We, at Michael P. Kahn & Associates, strongly disagree with his assessment of home builder values. We have closed 106 merger and acquisitions since 1988, representing both seller and buyers. We’ve closed 11 since 2012 alone, and numbers 107 and 108 are under contract, so we feel we know a little about how home builders are valued. Every transaction we closed since 2012 has a significant capital gain component (75%-94.4%), ergo significant goodwill. To put it another way, in every deal we’ve closed since 2012, buyers have always paid more than the fair market value of the tangible assets.

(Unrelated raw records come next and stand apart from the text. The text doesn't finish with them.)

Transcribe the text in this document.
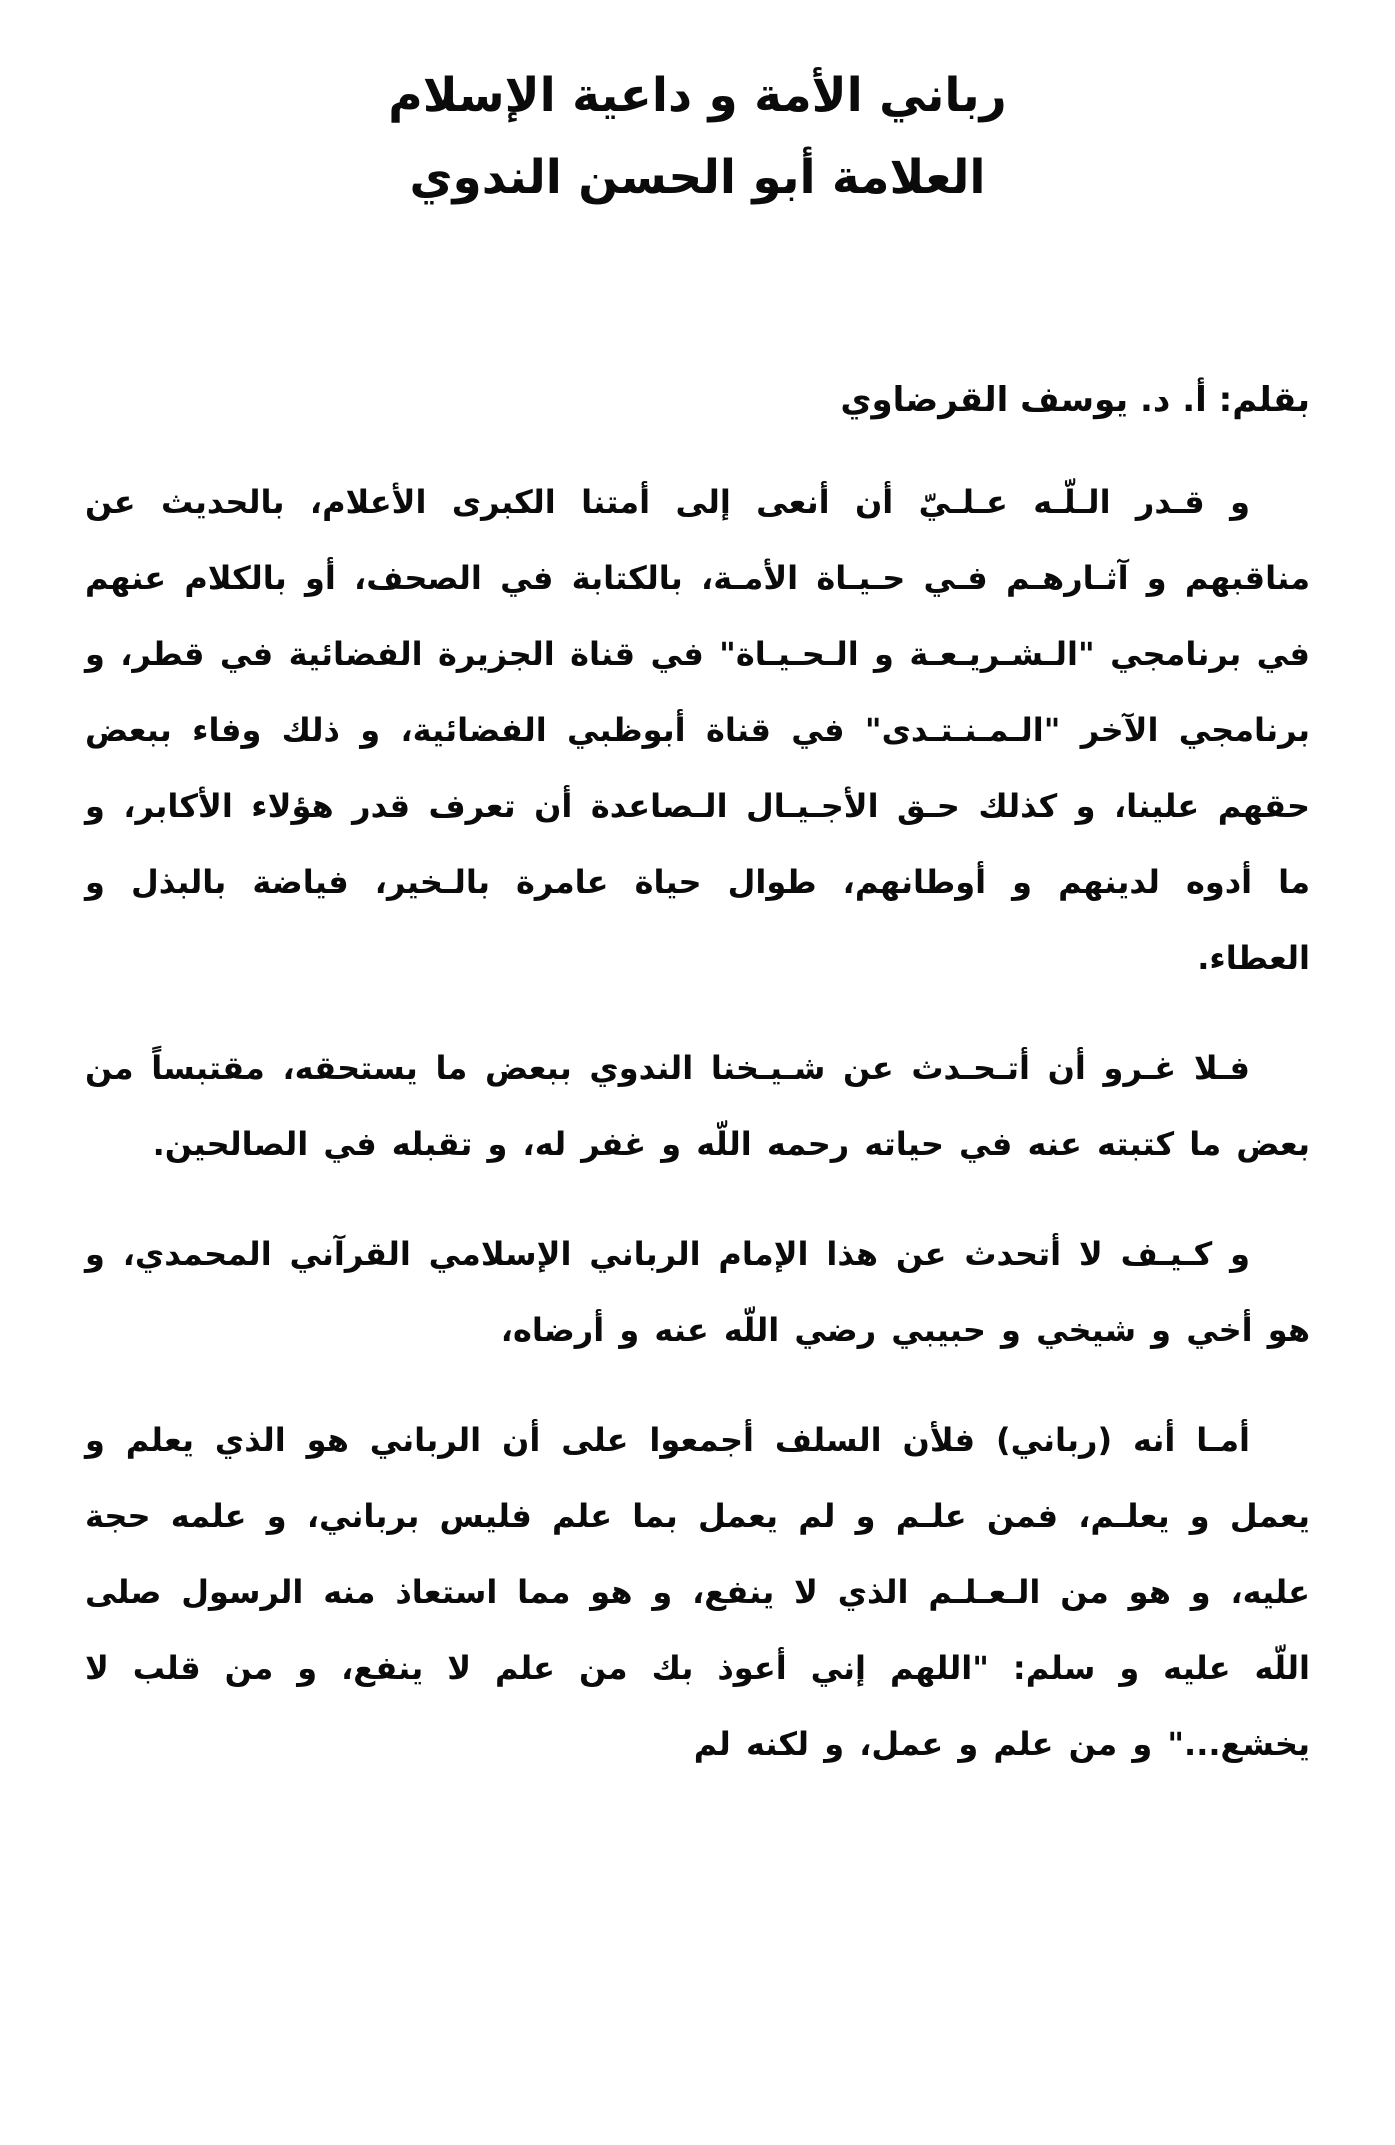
رباني الأمة و داعية الإسلام
العلامة أبو الحسن الندوي

بقلم: أ. د. يوسف القرضاوي

و قـدر الـلّـه عـلـيّ أن أنعى إلى أمتنا الكبرى الأعلام، بالحديث عن مناقبهم و آثـارهـم فـي حـيـاة الأمـة، بالكتابة في الصحف، أو بالكلام عنهم في برنامجي "الـشـريـعـة و الـحـيـاة" في قناة الجزيرة الفضائية في قطر، و برنامجي الآخر "الـمـنـتـدى" في قناة أبوظبي الفضائية، و ذلك وفاء ببعض حقهم علينا، و كذلك حـق الأجـيـال الـصاعدة أن تعرف قدر هؤلاء الأكابر، و ما أدوه لدينهم و أوطانهم، طوال حياة عامرة بالـخير، فياضة بالبذل و العطاء.

فـلا غـرو أن أتـحـدث عن شـيـخنا الندوي ببعض ما يستحقه، مقتبساً من بعض ما كتبته عنه في حياته رحمه اللّه و غفر له، و تقبله في الصالحين.

و كـيـف لا أتحدث عن هذا الإمام الرباني الإسلامي القرآني المحمدي، و هو أخي و شيخي و حبيبي رضي اللّه عنه و أرضاه،

أمـا أنه (رباني) فلأن السلف أجمعوا على أن الرباني هو الذي يعلم و يعمل و يعلـم، فمن علـم و لم يعمل بما علم فليس برباني، و علمه حجة عليه، و هو من الـعـلـم الذي لا ينفع، و هو مما استعاذ منه الرسول صلى اللّه عليه و سلم: "اللهم إني أعوذ بك من علم لا ينفع، و من قلب لا يخشع..." و من علم و عمل، و لكنه لم
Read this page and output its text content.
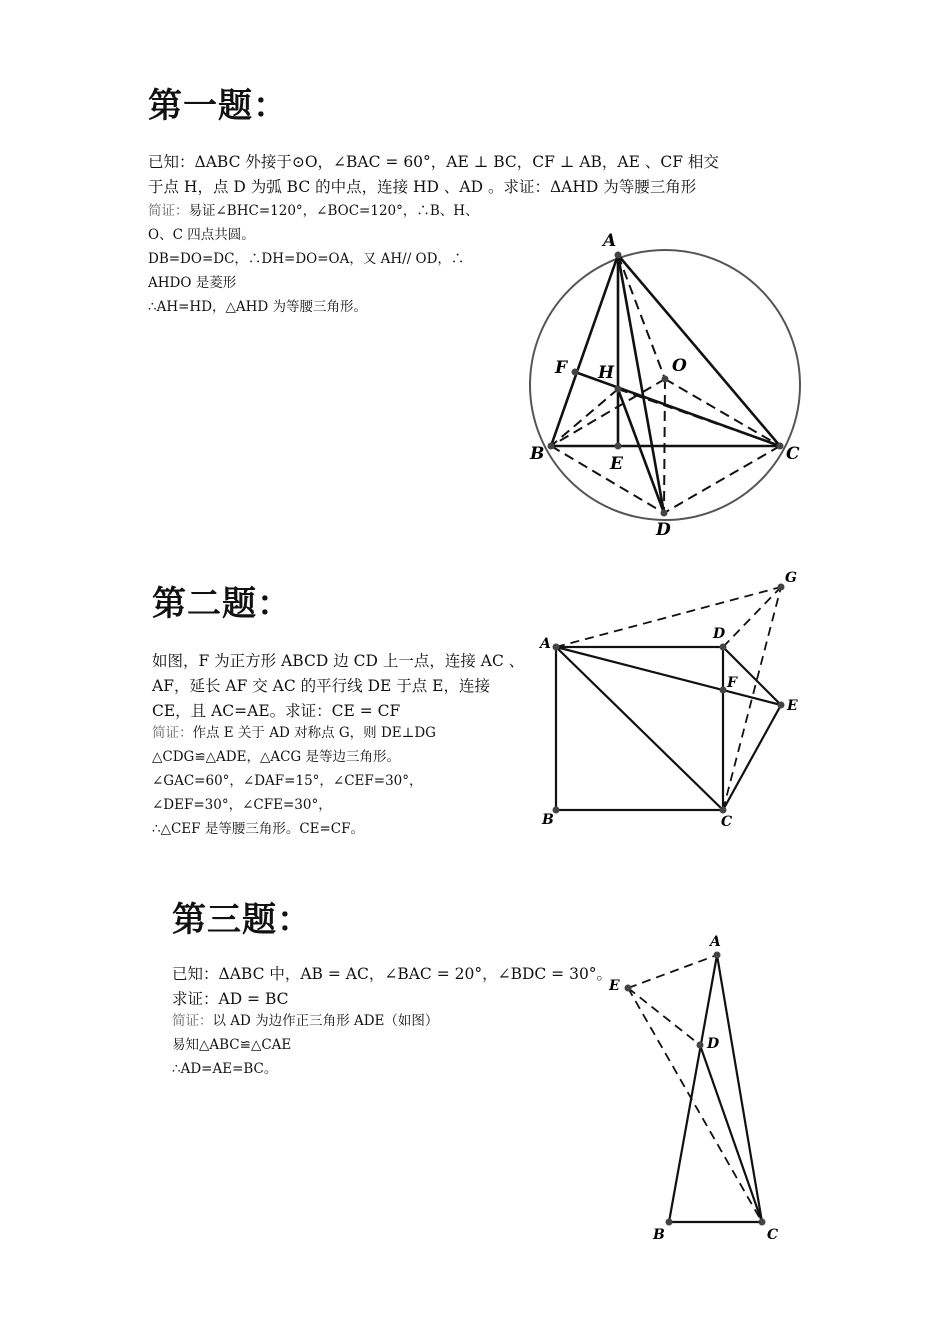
第一题：
已知：ΔABC 外接于⊙O，∠BAC = 60°，AE ⊥ BC，CF ⊥ AB，AE 、CF 相交
于点 H，点 D 为弧 BC 的中点，连接 HD 、AD 。求证：ΔAHD 为等腰三角形
简证：易证∠BHC=120°，∠BOC=120°，∴B、H、
O、C 四点共圆。
DB=DO=DC，∴DH=DO=OA，又 AH// OD，∴
AHDO 是菱形
∴AH=HD，△AHD 为等腰三角形。
A
B	C
D
E
F H	O
第二题：
如图，F 为正方形 ABCD 边 CD 上一点，连接 AC 、
AF，延长 AF 交 AC 的平行线 DE 于点 E，连接
CE，且 AC=AE。求证：CE = CF
简证：作点 E 关于 AD 对称点 G，则 DE⊥DG
△CDG≌△ADE，△ACG 是等边三角形。
∠GAC=60°，∠DAF=15°，∠CEF=30°，
∠DEF=30°，∠CFE=30°，
∴△CEF 是等腰三角形。CE=CF。
A
B	C
D
E
F
G
第三题：
已知：ΔABC 中，AB = AC，∠BAC = 20°，∠BDC = 30°。
求证：AD = BC
简证：以 AD 为边作正三角形 ADE（如图）
易知△ABC≌△CAE
∴AD=AE=BC。
A
B	C
D
E
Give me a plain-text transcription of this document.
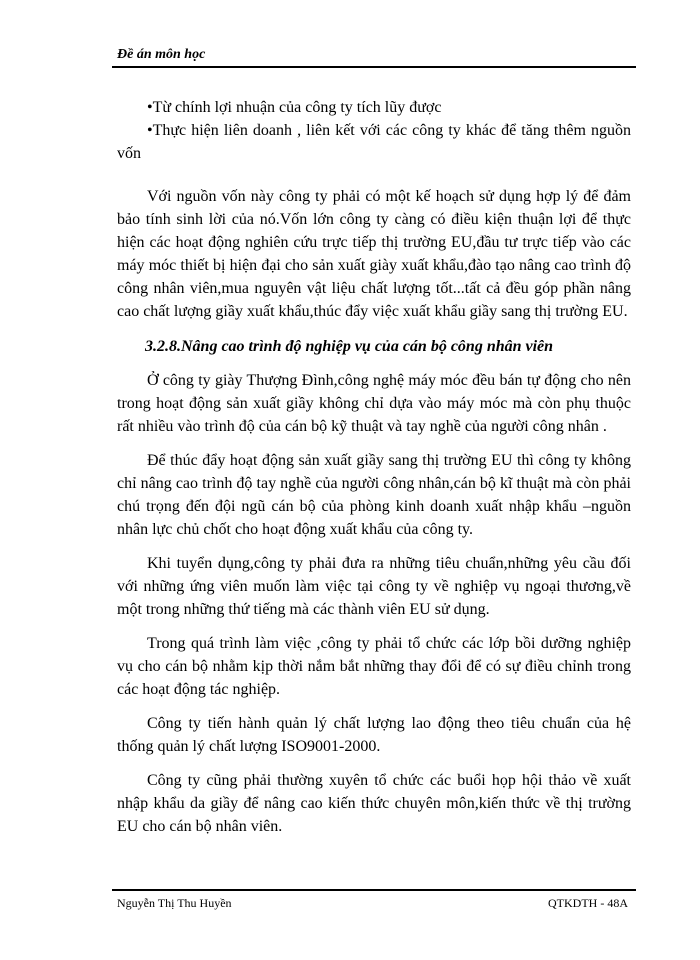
Đề án môn học

•Từ chính lợi nhuận của công ty tích lũy được

•Thực hiện liên doanh , liên kết với các công ty khác để tăng thêm nguồn vốn

Với nguồn vốn này công ty phải có một kế hoạch sử dụng hợp lý để đảm bảo tính sinh lời của nó.Vốn lớn công ty càng có điều kiện thuận lợi để thực hiện các hoạt động nghiên cứu trực tiếp thị trường EU,đầu tư trực tiếp vào các máy móc thiết bị hiện đại cho sản xuất giày xuất khẩu,đào tạo nâng cao trình độ công nhân viên,mua nguyên vật liệu chất lượng tốt...tất cả đều góp phần nâng cao chất lượng giầy xuất khẩu,thúc đẩy việc xuất khẩu giầy sang thị trường EU.

3.2.8.Nâng cao trình độ nghiệp vụ của cán bộ công nhân viên

Ở công ty giày Thượng Đình,công nghệ máy móc đều bán tự động cho nên trong hoạt động sản xuất giầy không chỉ dựa vào máy móc mà còn phụ thuộc rất nhiều vào trình độ của cán bộ kỹ thuật và tay nghề của người công nhân .

Để thúc đẩy hoạt động sản xuất giầy sang thị trường EU thì công ty không chỉ nâng cao trình độ tay nghề của người công nhân,cán bộ kĩ thuật mà còn phải chú trọng đến đội ngũ cán bộ của phòng kinh doanh xuất nhập khẩu –nguồn nhân lực chủ chốt cho hoạt động xuất khẩu của công ty.

Khi tuyển dụng,công ty phải đưa ra những tiêu chuẩn,những yêu cầu đối với những ứng viên muốn làm việc tại công ty về nghiệp vụ ngoại thương,về một trong những thứ tiếng mà các thành viên EU sử dụng.

Trong quá trình làm việc ,công ty phải tổ chức các lớp bồi dưỡng nghiệp vụ cho cán bộ nhằm kịp thời nắm bắt những thay đổi để có sự điều chỉnh trong các hoạt động tác nghiệp.

Công ty tiến hành quản lý chất lượng lao động theo tiêu chuẩn của hệ thống quản lý chất lượng ISO9001-2000.

Công ty cũng phải thường xuyên tổ chức các buổi họp hội thảo về xuất nhập khẩu da giầy để nâng cao kiến thức chuyên môn,kiến thức về thị trường EU cho cán bộ nhân viên.

Nguyễn Thị Thu Huyền	QTKDTH - 48A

What Jamie overlooks is that every buyer values a builder differently. A successful buyer’s motivation for acquiring a builder can, and almost always does, result in a determination that a seller has significant intangible value to them which may not exist for other buyers. Intangible value that does not exist if one values a builder in a vacuum, which it appears that Jamie is doing.

Several examples:

  • A buyer may not have a presence in a market that they feel they need to enter. They can do a start-up and hence pay the dreaded “dumb tax” or they can do an acquisition and hit the ground running, generating book profits almost, if not, immediately. The value they attach to avoiding the dumb tax adds to the price they would be willing to pay, even if it generates goodwill
  • The acquisition may be defensive in nature. By acquiring a builder in a market they already have a presence in, the acquirer may be able to keep a competitor from entering that market. This has a value to the buyer which adds to the value of the seller.
  • A buyer may be able to gain significant market share in an existing market. If the “8oo pound gorilla” in a market is for sale, a buyer can become the 2,000-pound gorilla giving them a significant advantage in, among other things, land acquisition. This also can also have the effect of keeping others from entering a market.
  • A buyer may have a weak management team in an existing market, whereas the seller has a highly respected and talented management team with great relationships with the major land sellers. Again this is an intangible assets which adds value to the seller. These are but a few examples of what we have seen. There are many more, but space dictates that we cite only a few.

From experience we know that every potential buyer will value a builder differently for the reasons outlined above and that’s why we reach out to about 30 potential acquirers when we represent a seller. If Jamie was right we should only have to go to one buyer as all buyers should value a seller the same way and come to the same value. This is clearly not what happens.
At Michael P. Kahn & Associates, our process when working with a potential seller includes a Phase I Valuation Exercise using three valuation metrics which try to take all of the above into account. We won't move into Phase II Active Marketing unless our client has approved our valuation. As we’ve closed over 100 deals we have the luxury of being able to measure our valuations against actual performance, not surprisingly, so far so good.

Rest assured, the value of a good builder in a good market is always greater that the fair market value of their tangible assets, perhaps not to all potential buyers; but then we need to find one who agrees with our valuation. We almost always do.